By considering the sequences of multiple proteins, researchers can construct elaborate evolutionary trees. Figure 3-33 presents one such tree for 10,462 bacterial species, based on the sequences of 120 proteins ubiquitous in bacteria. In Figure 3-33, the free end points of lines are called “external nodes”; each represents an extant species, and each is so labeled. The points where two lines come together, the “internal nodes,” represent extinct ancestor species. In most representations (including Fig. 3-33), the lengths of the lines connecting the nodes reflect amino acid substitutions in the selected proteins that separate one species from another. The use of 120 different proteins permits calibration and a more accurate determination of the time required for the various species to diverge.
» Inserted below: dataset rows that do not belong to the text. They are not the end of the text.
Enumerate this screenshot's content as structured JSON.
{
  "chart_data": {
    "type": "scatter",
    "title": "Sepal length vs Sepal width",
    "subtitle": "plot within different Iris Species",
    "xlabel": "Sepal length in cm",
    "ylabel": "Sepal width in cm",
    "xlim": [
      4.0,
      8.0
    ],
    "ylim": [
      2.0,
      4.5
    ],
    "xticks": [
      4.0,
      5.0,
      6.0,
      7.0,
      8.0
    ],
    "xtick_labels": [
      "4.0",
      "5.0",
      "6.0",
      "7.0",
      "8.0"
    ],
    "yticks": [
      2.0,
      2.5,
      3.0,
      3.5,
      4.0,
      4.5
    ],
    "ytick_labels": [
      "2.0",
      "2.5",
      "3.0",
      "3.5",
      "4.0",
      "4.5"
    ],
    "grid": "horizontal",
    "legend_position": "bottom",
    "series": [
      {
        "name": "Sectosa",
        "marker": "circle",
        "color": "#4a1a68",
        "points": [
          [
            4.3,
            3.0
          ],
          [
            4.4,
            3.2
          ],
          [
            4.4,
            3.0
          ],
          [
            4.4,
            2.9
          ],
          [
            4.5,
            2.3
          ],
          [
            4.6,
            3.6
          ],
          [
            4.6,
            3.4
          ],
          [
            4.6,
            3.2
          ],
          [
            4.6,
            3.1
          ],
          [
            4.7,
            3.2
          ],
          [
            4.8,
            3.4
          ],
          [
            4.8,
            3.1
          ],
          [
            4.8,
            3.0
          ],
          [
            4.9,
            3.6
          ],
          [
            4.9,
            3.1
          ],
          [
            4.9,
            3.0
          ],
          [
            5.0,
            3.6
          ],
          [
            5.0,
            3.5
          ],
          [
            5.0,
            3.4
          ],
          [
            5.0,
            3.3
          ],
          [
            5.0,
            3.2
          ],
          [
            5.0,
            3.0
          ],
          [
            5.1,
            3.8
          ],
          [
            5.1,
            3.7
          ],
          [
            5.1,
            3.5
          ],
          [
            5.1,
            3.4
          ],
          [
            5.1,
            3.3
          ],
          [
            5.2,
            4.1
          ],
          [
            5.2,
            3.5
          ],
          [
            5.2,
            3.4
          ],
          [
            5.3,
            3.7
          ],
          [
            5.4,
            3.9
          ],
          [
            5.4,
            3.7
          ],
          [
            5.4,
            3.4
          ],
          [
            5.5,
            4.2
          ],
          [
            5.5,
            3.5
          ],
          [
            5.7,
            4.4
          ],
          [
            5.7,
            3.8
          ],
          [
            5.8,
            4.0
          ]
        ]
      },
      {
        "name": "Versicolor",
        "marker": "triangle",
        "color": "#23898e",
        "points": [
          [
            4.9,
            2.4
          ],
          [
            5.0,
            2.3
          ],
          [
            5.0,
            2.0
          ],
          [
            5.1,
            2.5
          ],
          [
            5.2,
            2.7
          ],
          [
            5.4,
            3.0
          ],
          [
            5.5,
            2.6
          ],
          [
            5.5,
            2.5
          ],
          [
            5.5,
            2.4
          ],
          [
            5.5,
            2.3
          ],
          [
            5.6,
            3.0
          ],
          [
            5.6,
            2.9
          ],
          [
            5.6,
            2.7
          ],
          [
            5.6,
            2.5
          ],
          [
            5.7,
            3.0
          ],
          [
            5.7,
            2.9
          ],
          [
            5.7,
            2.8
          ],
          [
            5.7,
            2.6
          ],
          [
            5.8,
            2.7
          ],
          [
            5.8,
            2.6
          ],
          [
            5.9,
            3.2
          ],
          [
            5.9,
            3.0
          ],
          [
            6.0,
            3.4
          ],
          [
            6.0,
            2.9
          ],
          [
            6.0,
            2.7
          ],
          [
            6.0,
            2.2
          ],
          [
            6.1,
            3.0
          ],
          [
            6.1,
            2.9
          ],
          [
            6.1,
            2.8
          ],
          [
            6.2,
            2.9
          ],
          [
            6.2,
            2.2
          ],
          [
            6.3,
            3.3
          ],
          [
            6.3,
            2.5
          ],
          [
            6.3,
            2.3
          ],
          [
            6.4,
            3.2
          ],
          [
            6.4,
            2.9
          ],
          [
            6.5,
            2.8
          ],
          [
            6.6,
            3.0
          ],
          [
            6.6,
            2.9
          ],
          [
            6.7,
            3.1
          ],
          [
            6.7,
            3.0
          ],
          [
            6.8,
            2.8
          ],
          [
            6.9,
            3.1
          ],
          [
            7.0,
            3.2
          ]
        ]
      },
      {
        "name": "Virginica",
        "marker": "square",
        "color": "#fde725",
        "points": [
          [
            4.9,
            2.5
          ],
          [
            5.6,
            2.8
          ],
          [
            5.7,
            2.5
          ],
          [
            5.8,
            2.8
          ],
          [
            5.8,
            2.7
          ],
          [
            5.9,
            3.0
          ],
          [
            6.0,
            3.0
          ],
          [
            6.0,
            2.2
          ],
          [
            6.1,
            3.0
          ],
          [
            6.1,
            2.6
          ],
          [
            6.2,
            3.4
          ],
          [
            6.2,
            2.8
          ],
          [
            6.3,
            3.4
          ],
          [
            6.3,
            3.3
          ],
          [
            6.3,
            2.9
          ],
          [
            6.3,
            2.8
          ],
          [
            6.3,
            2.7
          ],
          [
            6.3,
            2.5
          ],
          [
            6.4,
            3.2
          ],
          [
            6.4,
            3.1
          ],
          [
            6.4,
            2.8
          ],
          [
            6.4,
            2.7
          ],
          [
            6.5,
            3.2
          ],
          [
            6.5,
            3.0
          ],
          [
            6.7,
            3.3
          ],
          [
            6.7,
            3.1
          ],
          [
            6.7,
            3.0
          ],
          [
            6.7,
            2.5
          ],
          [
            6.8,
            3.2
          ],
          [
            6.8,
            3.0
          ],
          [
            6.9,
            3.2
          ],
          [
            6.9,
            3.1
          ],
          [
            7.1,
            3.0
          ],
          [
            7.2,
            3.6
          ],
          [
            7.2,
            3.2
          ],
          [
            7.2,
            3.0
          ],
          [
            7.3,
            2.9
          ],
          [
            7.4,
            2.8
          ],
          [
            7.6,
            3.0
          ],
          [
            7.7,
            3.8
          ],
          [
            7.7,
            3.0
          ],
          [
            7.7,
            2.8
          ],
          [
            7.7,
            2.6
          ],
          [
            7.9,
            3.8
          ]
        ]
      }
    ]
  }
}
The tree begins in the center and branches first into the phyla of Patescibacteria, Actinobacteria, Firmicutes before branching into the Bacteroidetes, which branches further into the Proteobacteria. From Patescibacteria at the 11 o’clock position, the names are written around the outside of the circle in that order and end with a small gap between Proteobacteria and Patescibacteria. There are concentric color-coded rings that are smallest in the center (with a larger gap on the left) and narrowest at the outermost ring. The Patescibacteria and Bacteroidetes are relatively small, the Actinobacteria is intermediate, the Firmicutes is large, and the Proteobacteria is very large. The branching is limited in the center but substantial along the outside, where there are lines extending all along the outer surface.
As more sequence information is made available in databases, we move toward one of the core goals of biology — creating a detailed tree of life that describes the evolution and relationship of every organism on Earth. The story is a work in progress. The questions being asked and answered are fundamental to how humans view themselves and the world around them.